The models tab of the project page lists all the models that have been trained from the project's configurations. If you have chosen to run our evaluations, the summary results will also be shown here, along with model parameters that are likely to have affected the quality scores. All columns can be sorted by clicking on the column heading, so you can easily sort all models by their privacy score, for instance. The overview of the performance metrics also serves as a tool for users to iterate and tune the models with utility, similarity or privacy to fit their desired use case.

Model overview

The model overview screen shows

  • Model name: Each model is assigned a unique nmae on creation, but you can change it here.
  • Model description: You can add a description to note any details about source version etc.
  • Training configuration: The configuration used to train the model. Note this configuration is still editable, so the configuration may have changed since the model was trained.
  • A summary of our Compliance checks.
  • Schema: By default, models include a small sample of generated synthetic data, which can be used as a quick verification that the output matches the columns and datatypes.

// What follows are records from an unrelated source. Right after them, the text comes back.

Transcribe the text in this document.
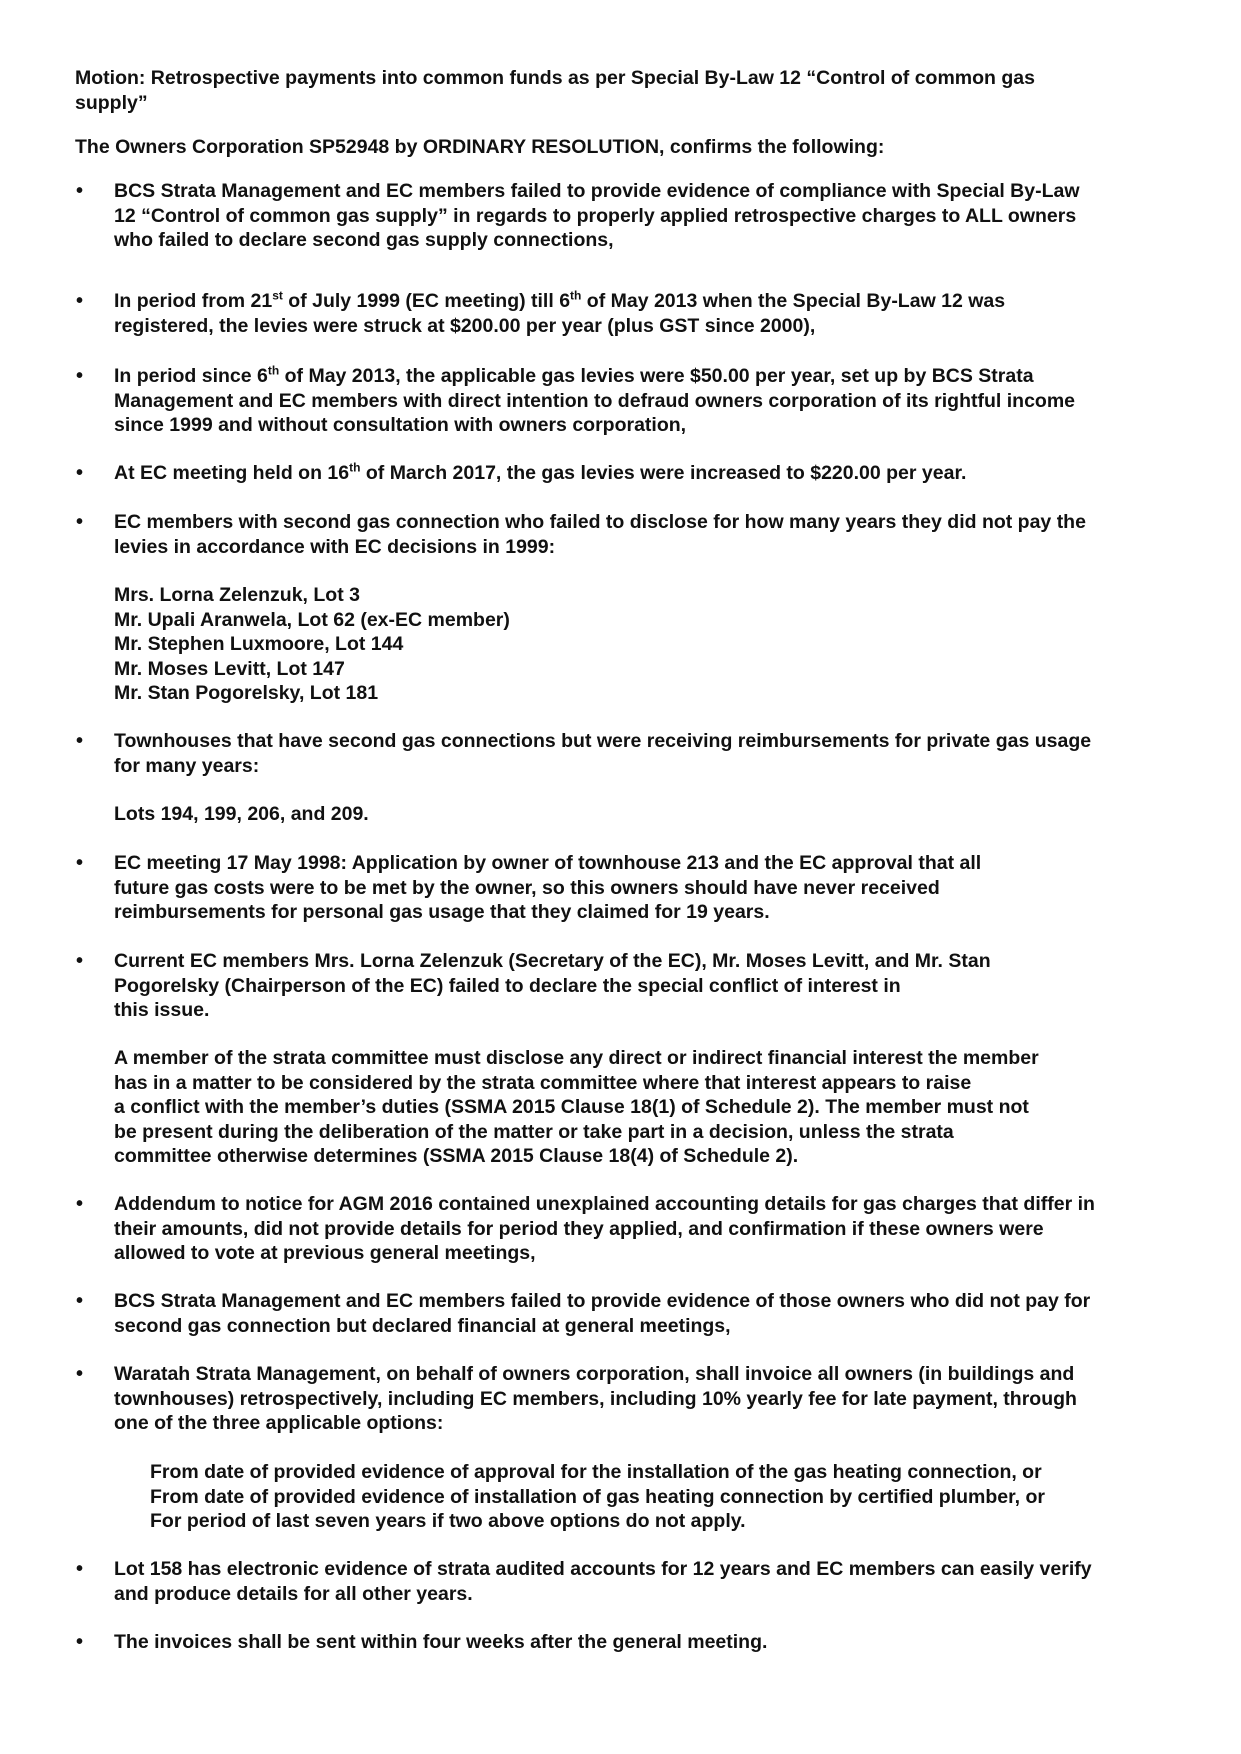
Motion: Retrospective payments into common funds as per Special By-Law 12 “Control of common gas
supply”
The Owners Corporation SP52948 by ORDINARY RESOLUTION, confirms the following:
• BCS Strata Management and EC members failed to provide evidence of compliance with Special By-Law
12 “Control of common gas supply” in regards to properly applied retrospective charges to ALL owners
who failed to declare second gas supply connections,
• In period from 21st of July 1999 (EC meeting) till 6th of May 2013 when the Special By-Law 12 was
registered, the levies were struck at $200.00 per year (plus GST since 2000),
• In period since 6th of May 2013, the applicable gas levies were $50.00 per year, set up by BCS Strata
Management and EC members with direct intention to defraud owners corporation of its rightful income
since 1999 and without consultation with owners corporation,
• At EC meeting held on 16th of March 2017, the gas levies were increased to $220.00 per year.
• EC members with second gas connection who failed to disclose for how many years they did not pay the
levies in accordance with EC decisions in 1999:
Mrs. Lorna Zelenzuk, Lot 3
Mr. Upali Aranwela, Lot 62 (ex-EC member)
Mr. Stephen Luxmoore, Lot 144
Mr. Moses Levitt, Lot 147
Mr. Stan Pogorelsky, Lot 181
• Townhouses that have second gas connections but were receiving reimbursements for private gas usage
for many years:
Lots 194, 199, 206, and 209.
• EC meeting 17 May 1998: Application by owner of townhouse 213 and the EC approval that all
future gas costs were to be met by the owner, so this owners should have never received
reimbursements for personal gas usage that they claimed for 19 years.
• Current EC members Mrs. Lorna Zelenzuk (Secretary of the EC), Mr. Moses Levitt, and Mr. Stan
Pogorelsky (Chairperson of the EC) failed to declare the special conflict of interest in
this issue.
A member of the strata committee must disclose any direct or indirect financial interest the member
has in a matter to be considered by the strata committee where that interest appears to raise
a conflict with the member’s duties (SSMA 2015 Clause 18(1) of Schedule 2). The member must not
be present during the deliberation of the matter or take part in a decision, unless the strata
committee otherwise determines (SSMA 2015 Clause 18(4) of Schedule 2).
• Addendum to notice for AGM 2016 contained unexplained accounting details for gas charges that differ in
their amounts, did not provide details for period they applied, and confirmation if these owners were
allowed to vote at previous general meetings,
• BCS Strata Management and EC members failed to provide evidence of those owners who did not pay for
second gas connection but declared financial at general meetings,
• Waratah Strata Management, on behalf of owners corporation, shall invoice all owners (in buildings and
townhouses) retrospectively, including EC members, including 10% yearly fee for late payment, through
one of the three applicable options:
From date of provided evidence of approval for the installation of the gas heating connection, or
From date of provided evidence of installation of gas heating connection by certified plumber, or
For period of last seven years if two above options do not apply.
• Lot 158 has electronic evidence of strata audited accounts for 12 years and EC members can easily verify
and produce details for all other years.
• The invoices shall be sent within four weeks after the general meeting.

If your configuration included any evaluation metrics, you will also be able to explore these here. By default, similarity metrics are enabled: Marginal distribution and mutual information can be viewed for each table, as well as a multi-table metrics section to view cross-table mutual information and degree distribution similarity.


The Training performance analysis provides information about the time elapsed and memory used for the model training phase. This can be useful to determine whether the training is running on adequate hardware, and as a comparison for seeing the effect of different configurations on training. The evaluation metrics in particular can have a significant impact on training time, for instance.

The Training parameters section shows the full set of parameters used to train the model. This can be useful to see the effect of different configurations on training, and to use as a starting point for training models via our API.


Once we are happy with our model, go to the "Generate" tab to generate synthetic data. Here we can specify the destination for the synthetic data generated.

The “Magnitude” parameter controls how much synthetic data is generated compared to the original (a magnitude of 1 generates the same amount of synthetic data rows as source data rows, magnitude of 2 generates double the amount, etc.). You can preview the effect magnitude will have on each output table.

Once you have seleted “Generate”, the generation job will start. You can select the generation job from the sidebar, where all jobs for your model are listed. Here you can follow the task progress, and view the validation report for your data once the job is complete.